Caruso Francesco, Pettinari Riccardo, Rossi Miriam, Monti Elena, Gariboldi Marzia Bruna, Marchetti Fabio, Pettinari Claudio, Caruso Alessio, Ramani Modukuri V, Subbaraju Gottumukkala V
Vassar College, Department of Chemistry, Poughkeepsie, NY 12604, USA.
School of Science and Technology, Università di Camerino, via S. Agostino 1, 62032 Camerino, MC, Italy.
J Inorg Biochem. 2016 Sep;162:44-51. doi: 10.1016/j.jinorgbio.2016.06.002. Epub 2016 Jun 4.
The antitumor activity of ruthenium(II) arene (p-cymene, benzene, hexamethylbenzene) derivatives containing modified curcumin ligands (HCurcI=(1E,4Z,6E)-5-hydroxy-1,7-bis(3,4-dimethoxyphenyl)hepta-1,4,6-trien-3-one and HCurcII=(1E,4Z,6E)-5-hydroxy-1,7-bis(4-methoxyphenyl)hepta-1,4,6-trien-3-one) is described. These have been characterized by IR, ESI-MS and NMR spectroscopy. The X-ray crystal structure of HCurcI has been determined and compared with its related Ru complex. Four complexes have been evaluated against five tumor cell lines, whose best activities [IC (μM)] are: breast MCF7, 9.7; ovarian A2780, 9.4; glioblastoma U-87, 9.4; lung carcinoma A549, 13.7 and colon-rectal HCT116, 15.5; they are associated with apoptotic features. These activities are improved when compared to the already known corresponding curcumin complex, (p-cymene)Ru(curcuminato)Cl, about twice for the breast and ovarian cancer, 4.7 times stronger in the lung cancer and about 6.6 times stronger in the glioblastoma cell lines. In fact, the less active (p-cymene)Ru(curcuminato)Cl complex only shows similar activity to two novel complexes in the colon cancer cell line. Comparing antitumor activity between these novel complexes and their related curcuminoids, improvement of antiproliferative activity is seen for a complex containing CurcII in A2780, A549 and U87 cell lines, whose IC are halved. Therefore, after replacing OH curcumin groups with OCH, the obtained species HCurcI and its Ru complexes have increased antitumor activity compared to curcumin and its related complex. In contrast, HCurcII is less cytotoxic than curcumin but its related complex [(p-cymene)Ru(CurcII)Cl] is twice as active as HCurcII in 3 cell lines. Results from these novel arene-Ru curcuminoid species suggest that their increased cytotoxicity on tumor cells correlate with increase of curcuminoid lipophilicity.
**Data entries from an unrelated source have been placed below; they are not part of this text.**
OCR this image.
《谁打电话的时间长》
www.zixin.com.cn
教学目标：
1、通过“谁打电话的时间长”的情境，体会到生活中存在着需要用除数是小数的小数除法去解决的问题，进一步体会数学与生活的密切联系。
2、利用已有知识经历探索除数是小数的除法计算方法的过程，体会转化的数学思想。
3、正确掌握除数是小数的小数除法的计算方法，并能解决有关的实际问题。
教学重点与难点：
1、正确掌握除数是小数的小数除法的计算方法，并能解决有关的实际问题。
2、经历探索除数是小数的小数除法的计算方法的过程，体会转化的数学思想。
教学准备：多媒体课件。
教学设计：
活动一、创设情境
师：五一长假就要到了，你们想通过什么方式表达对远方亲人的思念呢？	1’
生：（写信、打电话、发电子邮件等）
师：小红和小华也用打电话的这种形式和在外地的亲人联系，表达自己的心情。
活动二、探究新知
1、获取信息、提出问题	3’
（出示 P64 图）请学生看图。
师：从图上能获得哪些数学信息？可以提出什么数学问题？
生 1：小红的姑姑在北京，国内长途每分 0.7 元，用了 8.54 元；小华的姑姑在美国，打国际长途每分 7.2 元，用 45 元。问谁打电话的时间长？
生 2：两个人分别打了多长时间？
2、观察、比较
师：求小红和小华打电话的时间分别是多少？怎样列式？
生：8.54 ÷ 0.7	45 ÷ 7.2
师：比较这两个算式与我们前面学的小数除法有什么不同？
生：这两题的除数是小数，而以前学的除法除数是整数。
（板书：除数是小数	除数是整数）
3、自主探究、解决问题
本文描述了含有修饰姜黄素配体(HCurcI =(1E,4Z,6E)-5-羟基-1,7-双(3,4-二甲氧基苯基)庚-1,4,6-三烯-3-酮和HCurcII =(1E,4Z,6E)-5-羟基-1,7-双(4-甲氧基苯基)庚-1,4,6-三烯-3-酮)的钌(II)芳烃(对异丙基苯、苯、六甲基苯)衍生物的抗肿瘤活性。这些衍生物已通过红外光谱、电喷雾电离质谱和核磁共振光谱进行了表征。已测定了HCurcI的X射线晶体结构,并与其相关的钌配合物进行了比较。对四种配合物针对五种肿瘤细胞系进行了评估,其最佳活性[IC(μM)]分别为:乳腺癌MCF7,9.7;卵巢癌A2780,9.4;胶质母细胞瘤U-87,9.4;肺癌A549,13.7;结肠直肠癌HCT116,15.5;它们与凋亡特征相关。与已知的相应姜黄素配合物(对异丙基苯)Ru(姜黄素)Cl相比,这些活性有所提高,在乳腺癌和卵巢癌中约提高了两倍,在肺癌中强4.7倍,在胶质母细胞瘤细胞系中强约6.6倍。事实上,活性较低的(对异丙基苯)Ru(姜黄素)Cl配合物在结肠癌细胞系中仅表现出与两种新型配合物相似的活性。比较这些新型配合物与其相关姜黄素类化合物之间的抗肿瘤活性,在A2780、A549和U87细胞系中,含有CurcII的配合物的抗增殖活性有所提高,其IC值减半。因此,用甲氧基取代姜黄素的羟基后,所得的HCurcI及其钌配合物与姜黄素及其相关配合物相比,抗肿瘤活性有所增加。相比之下,HCurcII的细胞毒性低于姜黄素,但其相关配合物[(对异丙基苯)Ru(CurcII)Cl]在3种细胞系中的活性是HCurcII的两倍。这些新型芳烃-钌姜黄素类化合物的结果表明,它们对肿瘤细胞的细胞毒性增加与姜黄素类化合物亲脂性的增加相关。